The Governor’s Drought and Water Supply Advisory Committee met Monday in Helena. Representatives from the Montana State Library, National Weather Service and Northern Rockies Coordination Center were there to discuss current drought and wildfire conditions in the state.
Currently, much of western Montana is abnormally dry, and some areas in the northwest – particularly Lincoln County – are in moderate drought. Last month, parts of northeastern Montana were in drought, but the situation there has improved since the area has received more precipitation than usual in late June and early July.
Michael Richmond, a predictive services meteorologist with the Northern Rockies Coordination Center, said the wildfire risk across Montana would be much worse if it hadn’t been a relatively cool spring and summer.
“We have been very fortunate in Montana,” he said.
That could change starting this week, as the weather is expected to be much warmer and dry. One issue could be lightning strikes from several days ago, which might still be smoldering and could grow if fuels dry out.

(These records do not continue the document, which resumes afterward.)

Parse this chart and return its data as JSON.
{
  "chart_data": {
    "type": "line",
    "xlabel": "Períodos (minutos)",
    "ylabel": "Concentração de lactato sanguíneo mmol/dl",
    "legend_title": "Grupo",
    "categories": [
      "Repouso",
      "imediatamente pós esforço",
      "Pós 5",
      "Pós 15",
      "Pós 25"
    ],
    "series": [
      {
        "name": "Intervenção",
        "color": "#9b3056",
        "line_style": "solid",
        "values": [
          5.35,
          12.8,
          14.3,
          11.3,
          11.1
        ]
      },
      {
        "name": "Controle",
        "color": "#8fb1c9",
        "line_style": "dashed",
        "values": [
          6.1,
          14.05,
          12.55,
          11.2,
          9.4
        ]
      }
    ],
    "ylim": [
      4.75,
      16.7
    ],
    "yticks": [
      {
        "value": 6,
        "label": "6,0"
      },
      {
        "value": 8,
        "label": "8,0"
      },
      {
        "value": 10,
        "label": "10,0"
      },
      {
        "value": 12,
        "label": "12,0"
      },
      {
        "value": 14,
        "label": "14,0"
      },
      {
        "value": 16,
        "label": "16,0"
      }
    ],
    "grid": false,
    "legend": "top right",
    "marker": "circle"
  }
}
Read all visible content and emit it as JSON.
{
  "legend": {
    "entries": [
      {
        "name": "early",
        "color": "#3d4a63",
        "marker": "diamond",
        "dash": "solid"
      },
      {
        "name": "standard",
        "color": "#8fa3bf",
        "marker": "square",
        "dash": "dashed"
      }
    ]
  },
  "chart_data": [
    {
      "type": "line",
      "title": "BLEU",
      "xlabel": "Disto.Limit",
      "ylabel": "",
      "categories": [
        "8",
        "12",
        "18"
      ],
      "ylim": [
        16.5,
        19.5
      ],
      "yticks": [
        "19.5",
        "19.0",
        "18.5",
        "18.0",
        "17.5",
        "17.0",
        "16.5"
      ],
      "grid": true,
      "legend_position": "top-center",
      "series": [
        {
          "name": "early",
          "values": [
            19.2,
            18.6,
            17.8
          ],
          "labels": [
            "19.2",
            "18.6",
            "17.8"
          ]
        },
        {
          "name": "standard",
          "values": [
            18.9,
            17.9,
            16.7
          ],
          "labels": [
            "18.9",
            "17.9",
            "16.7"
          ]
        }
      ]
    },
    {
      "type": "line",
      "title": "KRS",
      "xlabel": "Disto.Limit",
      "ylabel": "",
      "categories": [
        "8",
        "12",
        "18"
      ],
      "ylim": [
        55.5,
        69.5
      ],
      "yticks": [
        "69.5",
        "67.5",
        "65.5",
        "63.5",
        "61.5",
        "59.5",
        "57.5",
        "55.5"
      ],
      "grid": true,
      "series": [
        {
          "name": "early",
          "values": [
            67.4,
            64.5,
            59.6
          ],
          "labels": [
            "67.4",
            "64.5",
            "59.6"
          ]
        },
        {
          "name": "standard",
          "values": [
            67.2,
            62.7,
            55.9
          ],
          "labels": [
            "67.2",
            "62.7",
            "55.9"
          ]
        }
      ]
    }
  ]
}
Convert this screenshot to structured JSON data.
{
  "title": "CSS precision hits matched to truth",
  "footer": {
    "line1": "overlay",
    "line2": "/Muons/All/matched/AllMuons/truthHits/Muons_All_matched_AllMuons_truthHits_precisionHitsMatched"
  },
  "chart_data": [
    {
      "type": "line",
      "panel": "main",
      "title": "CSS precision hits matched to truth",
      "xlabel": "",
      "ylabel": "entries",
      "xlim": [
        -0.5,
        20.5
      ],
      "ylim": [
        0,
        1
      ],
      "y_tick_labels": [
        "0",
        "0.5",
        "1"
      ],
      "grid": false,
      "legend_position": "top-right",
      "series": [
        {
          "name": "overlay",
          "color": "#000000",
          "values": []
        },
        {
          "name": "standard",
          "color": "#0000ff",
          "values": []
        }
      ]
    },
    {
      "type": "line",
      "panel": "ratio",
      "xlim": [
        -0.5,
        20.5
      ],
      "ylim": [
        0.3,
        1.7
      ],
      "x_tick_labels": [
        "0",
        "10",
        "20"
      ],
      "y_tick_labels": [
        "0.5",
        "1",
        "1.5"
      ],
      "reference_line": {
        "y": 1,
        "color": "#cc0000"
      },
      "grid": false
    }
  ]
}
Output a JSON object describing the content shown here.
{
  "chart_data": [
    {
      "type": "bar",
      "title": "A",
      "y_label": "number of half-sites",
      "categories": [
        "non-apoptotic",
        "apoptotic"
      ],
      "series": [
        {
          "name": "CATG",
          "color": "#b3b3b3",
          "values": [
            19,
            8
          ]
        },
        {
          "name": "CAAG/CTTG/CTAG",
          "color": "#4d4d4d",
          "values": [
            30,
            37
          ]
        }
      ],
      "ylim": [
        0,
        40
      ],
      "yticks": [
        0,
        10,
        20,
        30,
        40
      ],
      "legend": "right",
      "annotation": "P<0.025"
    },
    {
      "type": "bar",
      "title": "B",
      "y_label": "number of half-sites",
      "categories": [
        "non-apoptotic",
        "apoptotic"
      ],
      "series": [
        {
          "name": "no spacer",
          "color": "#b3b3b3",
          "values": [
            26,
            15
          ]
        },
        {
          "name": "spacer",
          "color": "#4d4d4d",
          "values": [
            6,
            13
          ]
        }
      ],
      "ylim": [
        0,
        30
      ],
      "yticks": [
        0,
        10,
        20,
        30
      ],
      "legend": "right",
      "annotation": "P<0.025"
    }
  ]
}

“We have had a lot of lightning over the past several weeks, especially over the timbered areas in the mountains – thousands of lightning strikes – so there certainly would be some holdover fires that are just sleeping in the dead fuels, just kind of creeping around,” Richmond said. “This kind of weather will make them more active, but we’ll also be able to see where they are and do initial attack.”
Richmond said, even though recent thunderstorms have brought precipitation, that moisture may not consistent enough to substantially reduce fire risk.
Long-range forecasts from the National Weather Service suggest western Montana is likely to see higher temperatures than average through October. Richmond said that could extend the fire season later into fall.
Lt. Gov. Mike Cooney, who chairs the committee, asked that the public to continue to be vigilant about preventing human-caused fires, regardless of the current lower fire risk.
“We know it does not take much to totally flip things on their head,” he said.